In the case of the sleeping pill Rozerem (ramelteon), for example, one review document from the Food and Drug Administration states that the drug made "no significant difference in time to fall asleep" and that patients "do not seem to recognize any benefit from treatment."
But the reviewer's uncertainty about the drug's effectiveness is not reflected in Rozerem's label, which does not include efficacy data from a clinical trial of 848 young and middle-age adults; that trial found that the drug was no more effective than a placebo, and users actually took a minute longer to fall asleep than those on the dummy pill.

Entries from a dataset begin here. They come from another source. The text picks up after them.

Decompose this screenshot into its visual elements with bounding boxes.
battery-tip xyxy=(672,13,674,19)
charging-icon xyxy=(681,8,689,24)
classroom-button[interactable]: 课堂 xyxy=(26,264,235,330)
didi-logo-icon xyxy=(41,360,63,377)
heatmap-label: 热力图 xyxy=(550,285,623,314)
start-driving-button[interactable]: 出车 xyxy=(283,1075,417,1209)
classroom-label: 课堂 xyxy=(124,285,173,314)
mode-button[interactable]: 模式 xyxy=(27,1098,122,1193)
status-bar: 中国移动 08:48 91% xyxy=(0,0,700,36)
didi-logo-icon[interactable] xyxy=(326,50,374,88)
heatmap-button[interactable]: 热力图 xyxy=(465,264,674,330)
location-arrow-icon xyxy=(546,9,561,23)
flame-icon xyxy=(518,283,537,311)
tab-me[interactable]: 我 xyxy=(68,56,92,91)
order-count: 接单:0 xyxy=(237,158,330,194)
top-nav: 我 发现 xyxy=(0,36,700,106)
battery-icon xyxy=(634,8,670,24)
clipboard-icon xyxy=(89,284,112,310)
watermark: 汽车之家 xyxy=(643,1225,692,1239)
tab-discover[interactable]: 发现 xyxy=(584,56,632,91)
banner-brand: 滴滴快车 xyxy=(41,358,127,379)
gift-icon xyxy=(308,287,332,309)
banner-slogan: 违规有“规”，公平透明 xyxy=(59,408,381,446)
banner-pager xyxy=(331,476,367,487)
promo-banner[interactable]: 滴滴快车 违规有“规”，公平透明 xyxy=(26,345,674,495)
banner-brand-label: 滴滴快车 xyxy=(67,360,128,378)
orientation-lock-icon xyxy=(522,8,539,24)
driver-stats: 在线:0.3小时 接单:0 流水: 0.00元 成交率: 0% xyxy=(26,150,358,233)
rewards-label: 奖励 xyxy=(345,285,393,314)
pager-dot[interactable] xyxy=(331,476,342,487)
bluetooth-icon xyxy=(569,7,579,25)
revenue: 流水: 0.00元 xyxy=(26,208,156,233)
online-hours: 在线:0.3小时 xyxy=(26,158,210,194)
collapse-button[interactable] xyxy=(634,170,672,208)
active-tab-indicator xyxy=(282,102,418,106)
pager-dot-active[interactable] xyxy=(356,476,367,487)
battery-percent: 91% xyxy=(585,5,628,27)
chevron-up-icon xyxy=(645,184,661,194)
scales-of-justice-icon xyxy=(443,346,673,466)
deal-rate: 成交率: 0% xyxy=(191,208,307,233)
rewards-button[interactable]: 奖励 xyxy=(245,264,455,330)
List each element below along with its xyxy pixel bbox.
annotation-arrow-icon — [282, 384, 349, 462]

Dr. Lisa M. Schwartz and Dr. Steven Woloshin, who wrote the essay, said that the FDA revised the design of drug labels in 2006 to highlight appropriate uses and warnings but that more needed to be done.
An agency spokeswoman said that it was "actively engaged in talking to stakeholders about the issue" but that there was no specific deadline for action. Officials with Takeda Pharmaceuticals, which markets Rozerem, did not respond to repeated requests for comment.
For heart attacks,
gender gap shifts
Middle-age men are at much greater risk of a heart attack than women their age, but new research suggests the gap may be narrowing.
Some 2.5 percent of men ages 35 to 54 who responded to national health surveys in the late 1980s and early 1990s reported having had a heart attack, compared with 0.7 percent of women the same age. But in more recent surveys, in 1999 to 2004, the percentages for women rose to 1 percent while dropping to 2.2 percent for men.
The researchers acknowledged that the reported increases and decreases might have been due to chance. But the lead author of the study, published in the Oct. 26 issue of The Archives of Internal Medicine, said the changes reflected an "ominous trend." And the article noted that over the same period, men's scores on a scale that predicts heart disease risk improved slightly, while women's scores worsened.
"I think everyone has been complacent that women are not at very high risk at this age," said the lead author, Dr. Amytis Towfighi, an assistant professor of clinical neurology at the University of Southern California.
A 2007 study by the same authors found that women ages 45 to 54 were twice as likely as men to report having had a stroke, a finding that challenged conventional medical thinking that women were at lower risk for stroke in midlife than men.